“A wise mon, that Mr. Ant’ny Hawp,” said Dooley. “Whin I write me book,” he continued, “I’m goin’ t’ shtop short whin folks have had enough.”
“Oh, indeed!” cried Dolly, enthusiastically. “Are you writing a book, Mr. Dooley? I am so glad.”
“Yis,” said Dooley, deprecatingly, yet pleased by Dolly’s enthusiasm. “I’m half finished already. That is to say, I’ve made th’ illusthrations. An’ the publishers have accepted the book on th’ stringth iv them.”
“Really?” said Dolly. “Do you really draw?”
“Nawm,” said Dooley. “I niver drew a picture in me life.”
“He draws corks,” put in Hennessey. “He’s got a pull that bates—”

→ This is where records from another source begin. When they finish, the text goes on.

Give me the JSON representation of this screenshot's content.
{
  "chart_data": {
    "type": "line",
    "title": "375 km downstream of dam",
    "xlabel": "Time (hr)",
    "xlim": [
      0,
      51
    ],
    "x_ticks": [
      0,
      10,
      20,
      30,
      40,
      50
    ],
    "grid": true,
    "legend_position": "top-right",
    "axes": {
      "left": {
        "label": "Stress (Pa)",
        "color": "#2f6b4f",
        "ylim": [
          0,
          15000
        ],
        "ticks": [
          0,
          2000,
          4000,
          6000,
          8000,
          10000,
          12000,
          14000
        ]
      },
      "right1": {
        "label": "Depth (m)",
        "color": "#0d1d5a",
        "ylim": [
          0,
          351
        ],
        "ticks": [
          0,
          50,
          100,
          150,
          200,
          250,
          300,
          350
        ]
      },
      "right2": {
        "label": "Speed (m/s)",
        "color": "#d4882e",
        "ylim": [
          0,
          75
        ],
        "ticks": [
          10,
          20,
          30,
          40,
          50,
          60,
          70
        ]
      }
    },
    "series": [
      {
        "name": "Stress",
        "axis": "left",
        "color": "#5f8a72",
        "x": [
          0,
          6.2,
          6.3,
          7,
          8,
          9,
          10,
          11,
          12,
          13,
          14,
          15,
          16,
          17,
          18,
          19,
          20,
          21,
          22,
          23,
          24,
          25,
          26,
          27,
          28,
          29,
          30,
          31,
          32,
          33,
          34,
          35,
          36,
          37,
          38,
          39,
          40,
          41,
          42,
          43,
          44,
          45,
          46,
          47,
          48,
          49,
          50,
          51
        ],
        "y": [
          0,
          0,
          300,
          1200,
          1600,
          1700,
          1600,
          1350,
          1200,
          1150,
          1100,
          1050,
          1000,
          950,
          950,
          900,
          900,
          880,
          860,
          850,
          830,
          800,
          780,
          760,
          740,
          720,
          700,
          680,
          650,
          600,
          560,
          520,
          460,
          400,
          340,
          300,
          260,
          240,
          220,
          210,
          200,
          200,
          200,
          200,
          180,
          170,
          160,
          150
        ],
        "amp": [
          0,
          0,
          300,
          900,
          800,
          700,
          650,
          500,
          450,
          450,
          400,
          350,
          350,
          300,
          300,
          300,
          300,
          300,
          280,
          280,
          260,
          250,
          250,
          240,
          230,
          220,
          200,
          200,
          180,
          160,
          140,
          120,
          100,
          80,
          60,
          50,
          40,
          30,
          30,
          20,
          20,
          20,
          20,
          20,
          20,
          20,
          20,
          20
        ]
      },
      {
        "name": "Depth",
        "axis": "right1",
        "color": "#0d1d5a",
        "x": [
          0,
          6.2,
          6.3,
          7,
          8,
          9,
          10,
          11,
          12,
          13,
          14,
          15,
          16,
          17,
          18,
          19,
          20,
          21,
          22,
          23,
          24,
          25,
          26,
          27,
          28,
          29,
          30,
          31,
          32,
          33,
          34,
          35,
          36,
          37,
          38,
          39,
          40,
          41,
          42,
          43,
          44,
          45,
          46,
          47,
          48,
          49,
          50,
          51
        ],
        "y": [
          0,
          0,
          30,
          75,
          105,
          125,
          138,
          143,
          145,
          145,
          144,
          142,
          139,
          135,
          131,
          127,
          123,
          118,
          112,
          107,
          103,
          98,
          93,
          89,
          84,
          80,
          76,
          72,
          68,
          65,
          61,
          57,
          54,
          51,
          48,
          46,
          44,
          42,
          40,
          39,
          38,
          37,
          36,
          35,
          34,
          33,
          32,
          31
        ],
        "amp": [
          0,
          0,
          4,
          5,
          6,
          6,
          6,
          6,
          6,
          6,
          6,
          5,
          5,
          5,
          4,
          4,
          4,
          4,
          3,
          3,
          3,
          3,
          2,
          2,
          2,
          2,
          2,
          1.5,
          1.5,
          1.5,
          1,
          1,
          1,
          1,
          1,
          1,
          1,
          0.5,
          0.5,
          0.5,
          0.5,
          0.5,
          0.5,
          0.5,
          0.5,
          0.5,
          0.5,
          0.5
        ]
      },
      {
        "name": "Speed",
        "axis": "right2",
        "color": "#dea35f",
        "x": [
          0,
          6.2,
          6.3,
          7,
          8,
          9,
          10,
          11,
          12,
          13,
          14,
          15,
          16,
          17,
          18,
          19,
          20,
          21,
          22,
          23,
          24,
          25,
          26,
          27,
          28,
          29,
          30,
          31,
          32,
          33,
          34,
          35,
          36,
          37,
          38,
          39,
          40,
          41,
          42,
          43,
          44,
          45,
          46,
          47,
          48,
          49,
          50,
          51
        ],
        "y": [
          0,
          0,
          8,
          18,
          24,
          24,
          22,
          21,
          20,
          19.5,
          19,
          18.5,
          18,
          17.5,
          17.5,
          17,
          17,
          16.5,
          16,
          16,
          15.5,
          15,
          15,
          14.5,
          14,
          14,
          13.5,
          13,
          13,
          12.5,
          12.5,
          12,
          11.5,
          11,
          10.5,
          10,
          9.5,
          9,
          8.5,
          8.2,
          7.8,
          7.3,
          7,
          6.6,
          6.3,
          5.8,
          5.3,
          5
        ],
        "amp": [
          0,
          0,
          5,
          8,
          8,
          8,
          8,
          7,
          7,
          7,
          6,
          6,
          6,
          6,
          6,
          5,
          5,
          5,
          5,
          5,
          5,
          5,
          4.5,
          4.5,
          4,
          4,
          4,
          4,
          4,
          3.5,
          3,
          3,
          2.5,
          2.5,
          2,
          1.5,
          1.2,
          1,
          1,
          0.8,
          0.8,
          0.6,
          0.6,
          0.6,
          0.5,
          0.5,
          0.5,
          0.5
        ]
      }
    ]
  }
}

“Hennessey,” interrupted Mr. Dooley, “since whin have ye been me funnygraph? Whin me cousin ashks me riddles, I’ll tell her th’ answers. G’ down-shtairs an’ get a cloob san’wich an’ ate yourself to death. Char-rge it to—er—char-rge it to Misther Rassendyll here—me cousin Roop, be marritch. He looks liks a soft t’ing.”
Hennessey subsided and showed an inclination to depart, and I, not liking to see a well-meaning person thus sat upon, tried to be pleasant to him.
“Don’t go just yet, Mr. Hennessey,” said I. “I should like to talk to you.”
“Mr. Rassendyll,” he replied, “I’m not goin’ just yet, but an invitation to join farces with one iv the Hippojorium’s cloob sandwhiches is too much for me. I must accept. Phwat is the noomber iv your shweet?”